How to prove the relationship between subsidiary and head office? 、

Prove that the relationship between the subsidiary and the head office is as follows:

1. Look at the company name: According to the Regulations on the Administration of Enterprise Name Registration, subsidiaries should add the name of "XX Head Office" or "XX Group Company" before their own names;

2. Look at the company's financial statements: subsidiaries are managed by the head office, major operations must be reported to the head office for approval and decision, and operating results and financial statements must be included in the preparation of the head office;

3. Look at the company's articles of association: the company's articles of association are the core confidential documents of the company, and the company structure is clear at a glance.

The businesses of many large enterprises are distributed all over the country and even in many countries, and the branches or subsidiaries established by the company directly engage in these businesses.
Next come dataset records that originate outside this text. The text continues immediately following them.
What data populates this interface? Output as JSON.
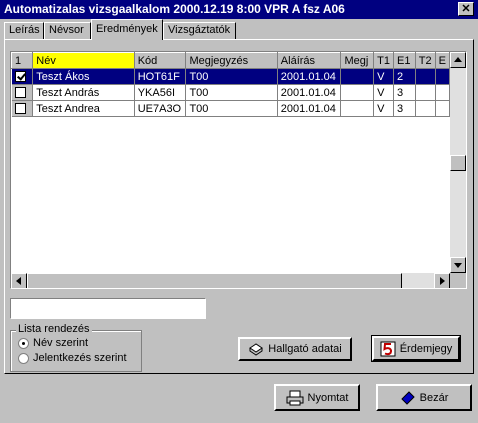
{
  "window": {
    "title": "Automatizalas vizsgaalkalom 2000.12.19 8:00  VPR A fsz A06",
    "close_glyph": "✕"
  },
  "tabs": [
    {
      "label": "Leírás"
    },
    {
      "label": "Névsor"
    },
    {
      "label": "Eredmények",
      "active": true
    },
    {
      "label": "Vizsgáztatók"
    }
  ],
  "grid": {
    "columns": [
      "1",
      "Név",
      "Kód",
      "Megjegyzés",
      "Aláírás",
      "Megj",
      "T1",
      "E1",
      "T2",
      "E"
    ],
    "rows": [
      {
        "checked": true,
        "name": "Teszt Ákos",
        "code": "HOT61F",
        "note": "T00",
        "date": "2001.01.04",
        "megj": "",
        "t1": "V",
        "e1": "2",
        "t2": "",
        "e": ""
      },
      {
        "checked": false,
        "name": "Teszt András",
        "code": "YKA56I",
        "note": "T00",
        "date": "2001.01.04",
        "megj": "",
        "t1": "V",
        "e1": "3",
        "t2": "",
        "e": ""
      },
      {
        "checked": false,
        "name": "Teszt Andrea",
        "code": "UE7A3O",
        "note": "T00",
        "date": "2001.01.04",
        "megj": "",
        "t1": "V",
        "e1": "3",
        "t2": "",
        "e": ""
      }
    ]
  },
  "search": {
    "value": ""
  },
  "sort_group": {
    "label": "Lista rendezés",
    "options": [
      {
        "label": "Név szerint",
        "selected": true
      },
      {
        "label": "Jelentkezés szerint",
        "selected": false
      }
    ]
  },
  "buttons": {
    "student_data": "Hallgató adatai",
    "grade": "Érdemjegy",
    "print": "Nyomtat",
    "close": "Bezár"
  }
}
These branches or subsidiaries are called branches. The company itself is called the head office or company. Although the relationship between the branch and the head office is somewhat similar to that between the subsidiary and the parent company. However, the legal status of a branch company is completely different from that of a subsidiary company, and it has no independent legal status. A branch is a branch or subsidiary directly engaged in business activities of the head office. Although a branch has the word company, it is not a real company. Because the company does not have the qualification of an enterprise legal person, does not have an independent legal status, and does not bear civil liability independently. The characteristics of this branch are as follows:

1. The branch does not have its own independent property, but the property actually occupied and used is part of the property of the head office and listed in the balance sheet of the head office;

2. The branch does not bear civil liability independently;

3. The branch is not a company, and its establishment does not need to follow the company's establishment procedures, as long as it performs simple registration and industrial and commercial procedures;

4. The branch does not have its own articles of association, and there is no corporate business decision-making and business execution organization in the form of a board of directors;

5. The name of the branch, just add the word branch after the name of the head office.

legal ground

Article 14 of the Company Law of People's Republic of China (PRC) * * A company may set up branches. The establishment of a branch company shall apply to the company registration authority for registration and obtain a business license. A branch company does not have legal person status, and its civil liability shall be borne by the company. A company may set up subsidiaries, which have legal personality and independently bear civil liabilities according to law. Article 16 The company's investment in other enterprises or providing guarantee for others shall be decided by the board of directors or shareholders' meeting in accordance with the provisions of the company's articles of association; Where the articles of association stipulate limits on the total amount of investment or guarantee and the amount of individual investment or guarantee, it shall not exceed the prescribed limits. Where a company provides a guarantee for the company's shareholders or actual controllers, it must be resolved by the shareholders' meeting or the shareholders' meeting. Shareholders specified in the preceding paragraph or shareholders controlled by actual controllers specified in the preceding paragraph shall not participate in voting on matters specified in the preceding paragraph. The voting shall be passed by more than half of the voting rights held by other shareholders present at the meeting.